Die 1939 komponierte erste Symphonie zeichnet sich
durch einen ausgedehnten ‚Molto Adagio‘-Abschnitt aus,
um den sich die relativ knappen übrigen Sätze gruppieren.
Peppings Stil, dies wird schon beim Hören des ersten
Satzes klar, ist schwer zu charakterisieren. Er schrieb eine
relativ zugängliche, klare Tonsprache, die trotz Anklänge
an den Neoklassizismus in keine der Schubladen des (an
Sch
Schubladen nicht armen) 20. Jahrhunderts paßt. Am ehesten könnte man noch eine Parallele von der ersten
Symphonie zu Mahlers Vierter ziehen – allerdings ohne
die ‚Himmlischen Längen‘, Peppings Werk dauert 32
Minuten.
Das Engagement der Nordwestdeutschen Philharmonie
für diese selten zu hörende Musik wird leider durch ein
leicht verwaschenes Klangbild getrübt.
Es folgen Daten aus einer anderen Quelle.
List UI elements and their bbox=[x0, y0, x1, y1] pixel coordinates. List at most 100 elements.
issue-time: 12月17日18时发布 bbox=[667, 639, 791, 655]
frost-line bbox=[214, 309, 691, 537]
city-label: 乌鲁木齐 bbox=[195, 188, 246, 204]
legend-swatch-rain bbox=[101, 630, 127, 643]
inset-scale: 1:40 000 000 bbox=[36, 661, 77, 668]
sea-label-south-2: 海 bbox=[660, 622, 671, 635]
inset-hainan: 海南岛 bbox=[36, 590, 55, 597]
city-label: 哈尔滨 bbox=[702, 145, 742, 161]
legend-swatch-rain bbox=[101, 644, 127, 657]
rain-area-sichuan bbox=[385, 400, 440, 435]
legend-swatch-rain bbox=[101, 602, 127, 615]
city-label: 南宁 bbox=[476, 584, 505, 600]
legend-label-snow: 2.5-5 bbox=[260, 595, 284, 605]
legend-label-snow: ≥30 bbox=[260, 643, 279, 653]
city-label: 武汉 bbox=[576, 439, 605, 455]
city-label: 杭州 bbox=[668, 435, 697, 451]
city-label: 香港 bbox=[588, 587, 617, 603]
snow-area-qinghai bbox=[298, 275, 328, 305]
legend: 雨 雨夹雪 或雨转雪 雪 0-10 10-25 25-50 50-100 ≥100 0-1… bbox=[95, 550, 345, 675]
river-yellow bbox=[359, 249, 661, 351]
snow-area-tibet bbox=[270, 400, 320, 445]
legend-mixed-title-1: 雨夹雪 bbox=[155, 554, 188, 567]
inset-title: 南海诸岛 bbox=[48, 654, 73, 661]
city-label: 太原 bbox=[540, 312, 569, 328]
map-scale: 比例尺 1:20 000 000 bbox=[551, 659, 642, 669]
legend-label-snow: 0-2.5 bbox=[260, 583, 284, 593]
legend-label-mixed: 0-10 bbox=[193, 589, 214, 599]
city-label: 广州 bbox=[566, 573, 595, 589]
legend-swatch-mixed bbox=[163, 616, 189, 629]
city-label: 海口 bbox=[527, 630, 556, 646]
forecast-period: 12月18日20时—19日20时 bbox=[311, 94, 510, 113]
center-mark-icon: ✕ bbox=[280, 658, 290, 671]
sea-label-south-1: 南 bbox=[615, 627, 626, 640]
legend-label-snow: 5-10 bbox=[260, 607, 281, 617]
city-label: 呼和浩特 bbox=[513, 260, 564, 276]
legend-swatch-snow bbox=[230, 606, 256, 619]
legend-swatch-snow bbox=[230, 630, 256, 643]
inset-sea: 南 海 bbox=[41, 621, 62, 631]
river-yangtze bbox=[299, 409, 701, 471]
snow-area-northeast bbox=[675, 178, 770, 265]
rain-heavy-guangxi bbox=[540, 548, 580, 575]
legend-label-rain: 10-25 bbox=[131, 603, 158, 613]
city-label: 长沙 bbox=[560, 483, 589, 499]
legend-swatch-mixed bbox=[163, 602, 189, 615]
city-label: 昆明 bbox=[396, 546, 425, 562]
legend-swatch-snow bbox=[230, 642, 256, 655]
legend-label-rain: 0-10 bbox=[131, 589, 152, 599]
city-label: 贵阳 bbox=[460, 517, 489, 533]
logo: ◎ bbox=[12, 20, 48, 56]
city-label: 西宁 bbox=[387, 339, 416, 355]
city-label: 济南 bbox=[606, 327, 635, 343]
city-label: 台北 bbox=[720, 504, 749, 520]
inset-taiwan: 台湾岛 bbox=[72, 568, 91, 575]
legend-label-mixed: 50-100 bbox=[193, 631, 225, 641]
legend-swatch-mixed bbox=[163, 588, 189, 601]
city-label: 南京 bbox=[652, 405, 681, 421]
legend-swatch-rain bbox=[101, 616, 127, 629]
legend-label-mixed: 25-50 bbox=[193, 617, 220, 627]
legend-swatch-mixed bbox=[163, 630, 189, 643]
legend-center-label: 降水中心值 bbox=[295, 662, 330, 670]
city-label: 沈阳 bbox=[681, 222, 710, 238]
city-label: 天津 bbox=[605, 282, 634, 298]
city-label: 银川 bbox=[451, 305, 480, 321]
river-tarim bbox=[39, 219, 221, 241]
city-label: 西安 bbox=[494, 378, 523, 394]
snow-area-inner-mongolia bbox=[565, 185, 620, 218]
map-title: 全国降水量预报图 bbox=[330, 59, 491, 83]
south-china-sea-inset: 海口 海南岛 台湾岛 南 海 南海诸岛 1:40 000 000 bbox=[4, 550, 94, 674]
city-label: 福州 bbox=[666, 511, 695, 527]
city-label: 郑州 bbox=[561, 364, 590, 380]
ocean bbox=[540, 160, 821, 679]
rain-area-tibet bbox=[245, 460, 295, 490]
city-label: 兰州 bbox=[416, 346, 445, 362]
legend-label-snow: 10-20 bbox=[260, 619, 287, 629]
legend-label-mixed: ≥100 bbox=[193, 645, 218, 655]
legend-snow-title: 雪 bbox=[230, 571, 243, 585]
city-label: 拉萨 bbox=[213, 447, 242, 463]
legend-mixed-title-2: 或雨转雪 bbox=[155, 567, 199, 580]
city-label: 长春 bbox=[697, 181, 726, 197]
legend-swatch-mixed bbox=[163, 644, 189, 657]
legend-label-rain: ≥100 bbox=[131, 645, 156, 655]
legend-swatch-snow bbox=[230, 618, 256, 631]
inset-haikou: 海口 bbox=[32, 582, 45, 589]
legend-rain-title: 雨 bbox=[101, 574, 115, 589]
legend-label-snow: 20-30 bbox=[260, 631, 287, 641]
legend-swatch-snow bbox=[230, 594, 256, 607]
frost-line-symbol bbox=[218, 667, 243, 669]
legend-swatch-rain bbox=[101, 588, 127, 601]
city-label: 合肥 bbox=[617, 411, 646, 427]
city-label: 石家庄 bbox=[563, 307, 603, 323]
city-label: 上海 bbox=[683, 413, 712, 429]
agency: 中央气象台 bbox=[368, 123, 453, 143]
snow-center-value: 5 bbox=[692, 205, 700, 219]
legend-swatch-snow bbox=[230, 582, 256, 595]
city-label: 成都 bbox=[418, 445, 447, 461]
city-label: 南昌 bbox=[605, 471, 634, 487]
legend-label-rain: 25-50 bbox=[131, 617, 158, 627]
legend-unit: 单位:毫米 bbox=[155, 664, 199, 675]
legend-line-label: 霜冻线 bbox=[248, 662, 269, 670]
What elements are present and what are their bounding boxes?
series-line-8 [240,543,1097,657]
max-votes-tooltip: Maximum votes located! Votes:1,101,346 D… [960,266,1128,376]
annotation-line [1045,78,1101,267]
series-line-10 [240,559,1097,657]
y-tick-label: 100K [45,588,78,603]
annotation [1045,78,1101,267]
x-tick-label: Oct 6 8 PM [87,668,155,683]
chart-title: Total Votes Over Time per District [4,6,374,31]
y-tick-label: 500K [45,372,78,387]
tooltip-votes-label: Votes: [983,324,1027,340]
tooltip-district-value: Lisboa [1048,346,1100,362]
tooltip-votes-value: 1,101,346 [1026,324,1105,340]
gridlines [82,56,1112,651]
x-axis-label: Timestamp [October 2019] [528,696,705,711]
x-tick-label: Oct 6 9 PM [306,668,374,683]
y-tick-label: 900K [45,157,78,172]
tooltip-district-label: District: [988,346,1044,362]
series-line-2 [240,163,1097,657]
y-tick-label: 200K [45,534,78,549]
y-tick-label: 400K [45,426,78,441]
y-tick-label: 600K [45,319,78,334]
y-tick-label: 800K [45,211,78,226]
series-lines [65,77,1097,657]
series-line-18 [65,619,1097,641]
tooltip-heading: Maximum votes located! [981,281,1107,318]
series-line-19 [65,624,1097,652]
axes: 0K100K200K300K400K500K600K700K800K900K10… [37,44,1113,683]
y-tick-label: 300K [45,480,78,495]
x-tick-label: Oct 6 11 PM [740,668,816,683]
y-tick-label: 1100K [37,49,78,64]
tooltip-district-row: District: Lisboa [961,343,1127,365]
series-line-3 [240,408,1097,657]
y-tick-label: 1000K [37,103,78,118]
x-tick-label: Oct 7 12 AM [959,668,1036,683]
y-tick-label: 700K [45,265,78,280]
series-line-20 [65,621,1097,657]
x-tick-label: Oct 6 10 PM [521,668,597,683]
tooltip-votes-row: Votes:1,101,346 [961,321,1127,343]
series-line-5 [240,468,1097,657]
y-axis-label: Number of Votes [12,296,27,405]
Die sonst in dieser
Hinsicht meist exzellenten cpo-Produktionen erfahren hier
einen ‚Ausreißer‘ – die Balance zwischen Streichern und
Bläsern könnte besser sein, das Holz wird bisweilen fast
zugedeckt. Schade, denn rein musikalisch gibt es nichts
auszusetzen: Auch die zweite Symphonie, ein in der
Länge deutlich gewachsenes Werk, erfährt eine präzise
und mitreißende Interpretation. Das 1942 entstandene
Werk wirkt schroffer, herber und nicht so leicht
zugänglich wie die ‚ältere Schwester‘. Gemeinsam haben
beide Werke eine Tendenz zu kontrapunktischer
Schreibweise, die bisweilen etwas gezwungen wirkt – vor
allem die Partitur der Zweiten dürfte in dieser Hinsicht
ein Fest für Analytiker sein. Im direkten Vergleich
hinterlässt die zweite Symphonie den gelungeneren
Eindruck, wird aber selbst noch von der Dritten
übertroffen, die Pepping 1944 (also unter denkbar
ungünstigen Umständen) komponierte.
Obwohl die Sätze Titel wie ‚Der Morgen‘ oder ‚Die
Nacht‘ tragen, darf man eine ‚Morgenstimmung‘ a la Grieg
ebensowenig erwarten wie ein chopineskes Nocturne im
Finale. Kontrapunktische Künste durchziehen auch dieses
Werk, ansonsten hebt es sich aber durch eine feinfühlige
Instrumentation und originelle Harmonik von den ersten
beiden Symphonien ab. Vieles spricht dafür, dass
Peppings letzte Symphonie seine beste ist – gravierend
sind die Unterschiede jedoch nicht. Das Orchester leistet
erneut interpretatorisch vorzügliche Arbeit, auch die
genannten klanglichen Defizite lassen sich weiterhin
feststellen.
Kompakt und verspielt präsentiert sich schließlich das
Klavierkonzert, traditionell dreisätzig gebaut, wobei erster
und letzter Satz wiederum unterteilt sind. Banfield, der
für cpo bereits einen Koloss wie das Busoni-Konzert
gestemmt hat, bereitet das bei aller handwerklicher
Meisterschaft doch eher harmlose Konzert keinerlei
Schwierigkeiten, Albert und die Nordwestdeutsche Philharmonie begleiten souverän. Als unbedingt hörenswertes
Meisterwerk würde ich das Klavierkonzert aber nicht
bezeichnen. Optimal ist das Klangbild auch hier keineswegs, doch besser als bei den Symphonien.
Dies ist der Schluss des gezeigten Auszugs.